Discussions of modern telemedicine solutions often focus on things like medical kiosks in retail locations and giving patients the opportunity to see their doctors from the comfort of their own homes. But did you know that hospitals can utilize telemedicine to better treat patients on-site?
Although rural hospitals tend to benefit from telemedicine more, there is still a place for the technology in urban hospitals. The idea is to deploy telemedicine solutions where they could be best utilized to make up for a hospital’s shortcomings. It could be deployed to offer everything from diagnostic health screenings to emergency care.
Helping Psychiatric Patients in Vermont
Psychiatric care in northeastern Vermont can be challenging due to a limited number of beds at a limited number of treatment facilities. A recent case cited in a story published on the Seven Days website illustrates what care providers are up against. The case involved a psychiatric patient in her twenties who ended up in a local ER after severe depression led her to consider suicide.
The hospital is small enough that it does not employ its own psychiatric staff. ER personnel began calling around looking for an empty bed at a psychiatric facility within a reasonable distance. They couldn’t find one. So instead, they contacted a telemedicine company based in Burlington, a company that specializes in remote psychiatric care.
By housing the patient for several days in the emergency department and treating her via a telemedicine connection to the Burlington provider, the hospital was able to keep her safe until her condition improved enough to discharge her.
Professionals Working with Professionals
The Vermont example illustrates how healthcare professionals can deploy telemedicine solutions to get help from other professionals in times of need. Who knows what would have happened to this patient had the local hospital not had access to the Burlington provider through telemedicine.

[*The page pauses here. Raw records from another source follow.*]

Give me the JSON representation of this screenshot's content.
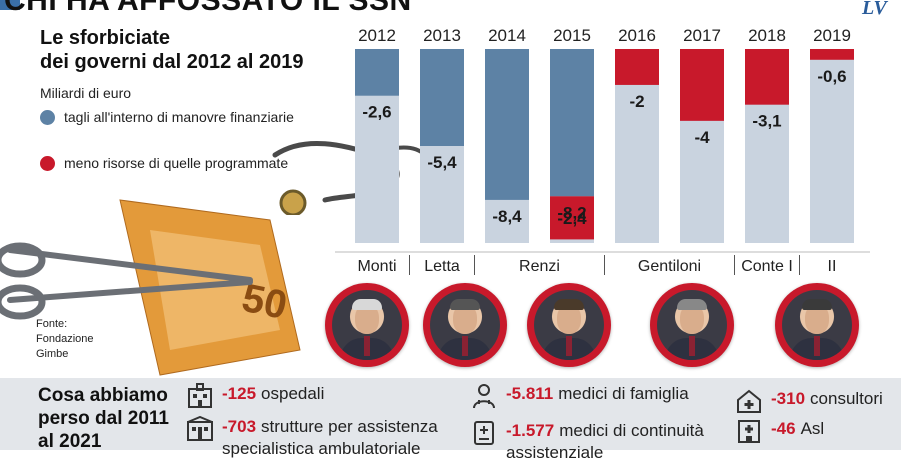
{
  "header": {
    "headline": "CHI HA AFFOSSATO IL SSN",
    "logo": "LV"
  },
  "title": "Le sforbiciate dei governi dal 2012 al 2019",
  "title_line1": "Le sforbiciate",
  "title_line2": "dei governi dal 2012 al 2019",
  "unit": "Miliardi di euro",
  "legend": [
    {
      "label": "tagli all'interno di manovre finanziarie",
      "color": "#5d82a5"
    },
    {
      "label": "meno risorse di quelle programmate",
      "color": "#c8192b"
    }
  ],
  "source": {
    "line1": "Fonte:",
    "line2": "Fondazione",
    "line3": "Gimbe"
  },
  "chart_data": {
    "type": "bar",
    "categories": [
      "2012",
      "2013",
      "2014",
      "2015",
      "2016",
      "2017",
      "2018",
      "2019"
    ],
    "series": [
      {
        "name": "tagli all'interno di manovre finanziarie",
        "color": "#5d82a5",
        "values": [
          -2.6,
          -5.4,
          -8.4,
          -8.2,
          0,
          0,
          0,
          0
        ]
      },
      {
        "name": "meno risorse di quelle programmate",
        "color": "#c8192b",
        "values": [
          0,
          0,
          0,
          -2.4,
          -2,
          -4,
          -3.1,
          -0.6
        ]
      }
    ],
    "data_labels": [
      {
        "year": "2012",
        "text": "-2,6"
      },
      {
        "year": "2013",
        "text": "-5,4"
      },
      {
        "year": "2014",
        "text": "-8,4"
      },
      {
        "year": "2015",
        "text": "-8,2"
      },
      {
        "year": "2015",
        "text": "-2,4"
      },
      {
        "year": "2016",
        "text": "-2"
      },
      {
        "year": "2017",
        "text": "-4"
      },
      {
        "year": "2018",
        "text": "-3,1"
      },
      {
        "year": "2019",
        "text": "-0,6"
      }
    ],
    "ylim": [
      -10.8,
      0
    ],
    "governments": [
      {
        "name": "Monti",
        "years": [
          "2012"
        ]
      },
      {
        "name": "Letta",
        "years": [
          "2013"
        ]
      },
      {
        "name": "Renzi",
        "years": [
          "2014",
          "2015"
        ]
      },
      {
        "name": "Gentiloni",
        "years": [
          "2016",
          "2017"
        ]
      },
      {
        "name": "Conte I",
        "years": [
          "2018"
        ]
      },
      {
        "name": "II",
        "years": [
          "2019"
        ]
      }
    ],
    "background_bar_color": "#c9d3df"
  },
  "bottom": {
    "title_line1": "Cosa abbiamo",
    "title_line2": "perso dal 2011",
    "title_line3": "al 2021",
    "stats": [
      {
        "num": "-125",
        "text": "ospedali",
        "icon": "hospital-building-icon"
      },
      {
        "num": "-703",
        "text": "strutture per assistenza",
        "text2": "specialistica ambulatoriale",
        "icon": "clinic-building-icon"
      },
      {
        "num": "-5.811",
        "text": "medici di famiglia",
        "icon": "doctor-icon"
      },
      {
        "num": "-1.577",
        "text": "medici di continuità",
        "text2": "assistenziale",
        "icon": "medical-report-icon"
      },
      {
        "num": "-310",
        "text": "consultori",
        "icon": "house-cross-icon"
      },
      {
        "num": "-46",
        "text": "Asl",
        "icon": "hospital-icon"
      }
    ]
  }
}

These sorts of things illustrate why telemedicine is so important in the modern era, according to CSI Health out of San Antonio, Texas. CSI Health believes that the potential of telemedicine moving forward is limited only by the healthcare industry’s willingness to embrace it.
No Hospital Does It All
Getting back to how telemedicine can help hospitals treat patients on-site, it is clear from the Vermont case that no hospital does it all. Even the largest and most prestigious urban hospitals have their limits. Granted, they have greater financial resources and the economics of scale on their side but going outside of their own walls to plug holes in their service is normal.

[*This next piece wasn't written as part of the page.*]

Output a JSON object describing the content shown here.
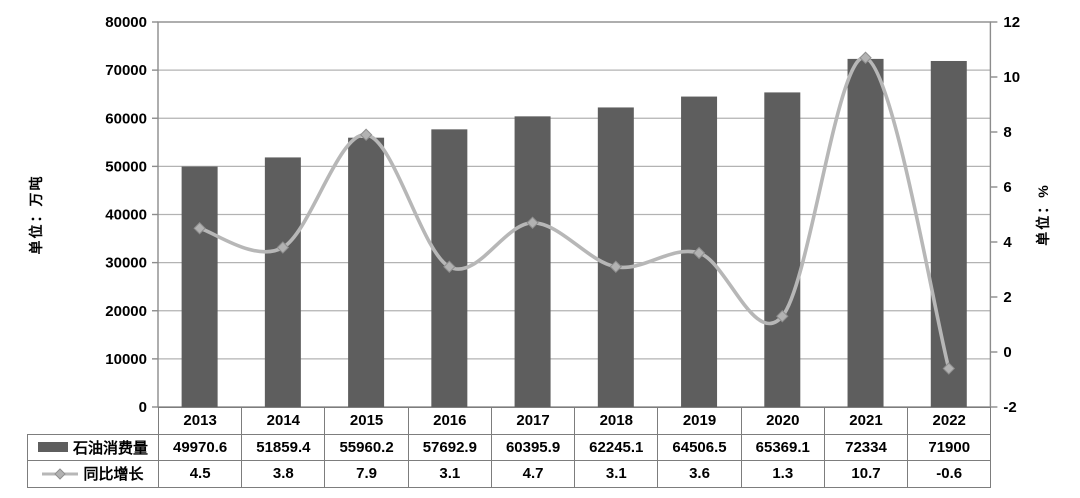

Turning to telehealth to obtain service from a specialized telemedicine company is one way hospitals can use the technology. But it is not the only way. Another option is to connect hospitals with locum tenons providers working in other locations. Telemedicine gives hospitals access to locum services without necessarily requiring locums to work on-site.

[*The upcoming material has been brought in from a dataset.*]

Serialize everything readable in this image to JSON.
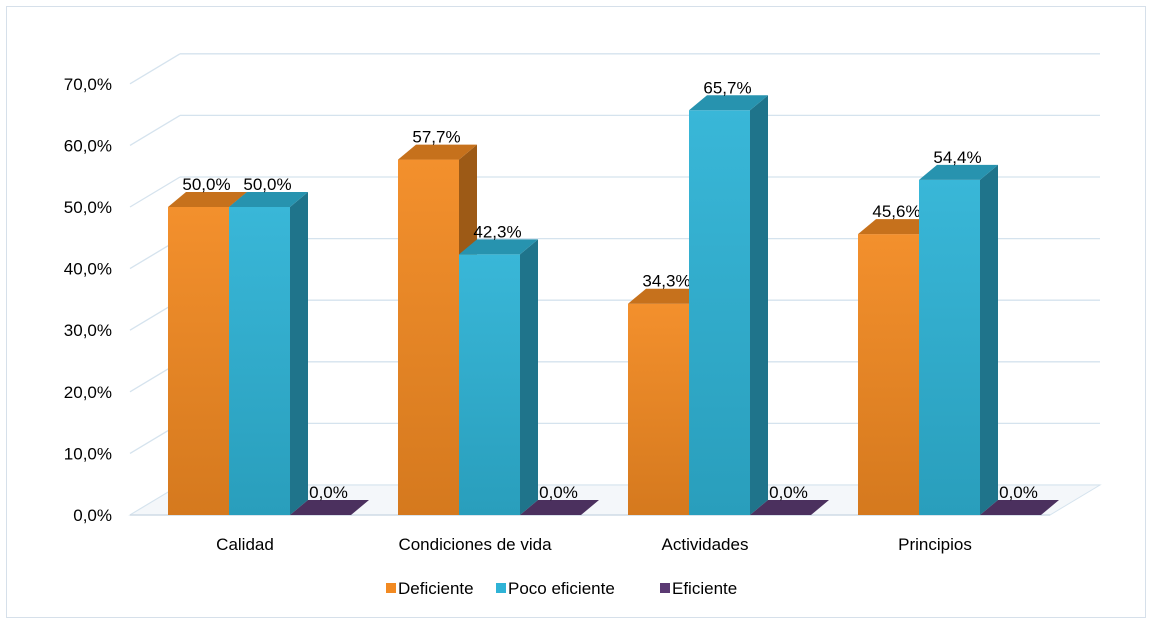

That is one way to address the ongoing doctor shortage. If a hospital has a limited physician staff and locums are available via telemedicine, hospital staff can focus their efforts on patients that truly need in-person consultations. Meanwhile, locums can handle the cases that do not require face-to-face visits.
Not Just for Patients
The main take-away here is that telemedicine is not just for patients. It is definitely a tool for giving patients greater access to healthcare services without making things more difficult on them. But telehealth is also a tool for hospitals, local clinics, primary care offices, etc. It can be deployed to treat patients remotely or provide better care on-site. At least one Vermont hospital knows this from first-hand experience.